One of Gateway Pundit’s highest-profile stories of 2020 was published after a volunteer Trump campaign attorney presented a misleading video during a post-election hearing in Georgia. The video purported to show that Freeman and Moss, Freeman’s daughter, had tampered with ballots.

That day, Gateway Pundit published the first of 58 articles on the two women that would appear over the next year and a half, even though Georgia election officials had quickly debunked claims that the pair had engaged in election fraud. Gateway Pundit’s stories cast Freeman and Moss as “crooked” operatives who counted “illegal ballots from a suitcase stashed under a table!”

In 2021, the women sued Gateway Pundit, Hoft and his twin brother, Joe, who is a frequent contributor to the site. Gateway Pundit and the Hofts filed a counterclaim, alleging that the case against them is designed to drive Gateway Pundit out of business.
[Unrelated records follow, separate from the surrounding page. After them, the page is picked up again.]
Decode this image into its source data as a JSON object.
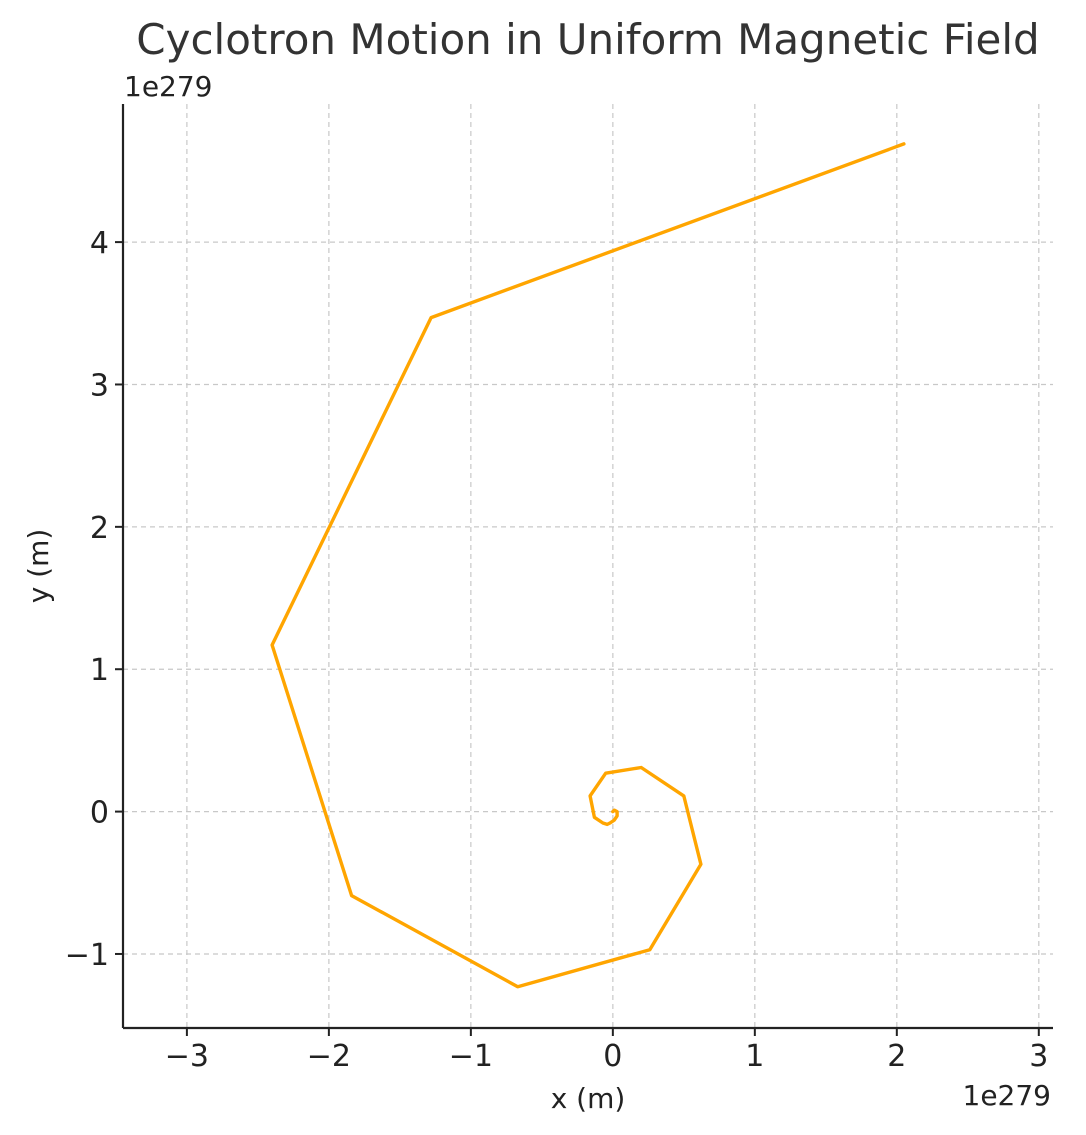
{
  "chart_data": {
    "type": "line",
    "title": "Cyclotron Motion in Uniform Magnetic Field",
    "xlabel": "x (m)",
    "ylabel": "y (m)",
    "x_offset_label": "1e279",
    "y_offset_label": "1e279",
    "xlim": [
      -3.45,
      3.1
    ],
    "ylim": [
      -1.52,
      4.97
    ],
    "x_ticks": [
      -3,
      -2,
      -1,
      0,
      1,
      2,
      3
    ],
    "x_tick_labels": [
      "−3",
      "−2",
      "−1",
      "0",
      "1",
      "2",
      "3"
    ],
    "y_ticks": [
      -1,
      0,
      1,
      2,
      3,
      4
    ],
    "y_tick_labels": [
      "−1",
      "0",
      "1",
      "2",
      "3",
      "4"
    ],
    "grid": true,
    "series": [
      {
        "color": "#FFA500",
        "x": [
          0,
          0.01,
          0.03,
          0.03,
          0.01,
          -0.02,
          -0.04,
          -0.07,
          -0.13,
          -0.16,
          -0.05,
          0.2,
          0.5,
          0.62,
          0.26,
          -0.67,
          -1.84,
          -2.4,
          -1.28,
          2.05
        ],
        "y": [
          0,
          0.01,
          0.0,
          -0.03,
          -0.06,
          -0.08,
          -0.09,
          -0.08,
          -0.04,
          0.11,
          0.27,
          0.31,
          0.11,
          -0.37,
          -0.97,
          -1.23,
          -0.59,
          1.17,
          3.47,
          4.69
        ]
      }
    ]
  }
}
The counterclaim was dismissed in 2023.

A federal jury in 2023 ordered Rudy Giuliani to pay the two women $148 million for his own false claims that they helped steal the election from Trump. His lawyer, Joseph D. Sibley IV, told jurors that Gateway Pundit had been “patient zero” for the false claims.

Coomer sued the site in Colorado in 2020 after it boosted false claims that he was part of an effort to throw the election for Biden.

Gateway Pundit’s parent company, TGP Communications, filed for bankruptcy in April. “We will not be deterred from our mission of remaining fearless and being one of the most trusted independent media outlets in America today. We do not expect that to change,” Jim Hoft wrote at the time.

In her ruling, the Florida judge indicated that the company, which had been based out of Hoft’s home in Missouri, appeared to have been operating in Florida for several years without a license and may owe back taxes there. “Taking Hoft’s sworn testimony at face value, TGP has been doing business in the state of Florida for approximately 3 years without a local business license,” she wrote.

Referring to substantial assets controlled by Hoft, the judge wrote that “it is difficult to tell where TGP ends and Hoft begins.”

She noted a Jensen Beach condo that Hoft purchased for just under $800,000 and a 2021 Porsche Cayenne whose value is over $50,000 as some of the assets “accrued with TGP’s funds.”

In concluding that the case was filed in bad faith, the judge wrote that “the plain statutory language and years of legislative history show that bankruptcy relief is intended to foster equitable goals, not provide a Monopoly-style ‘Get out of jail free’ card.”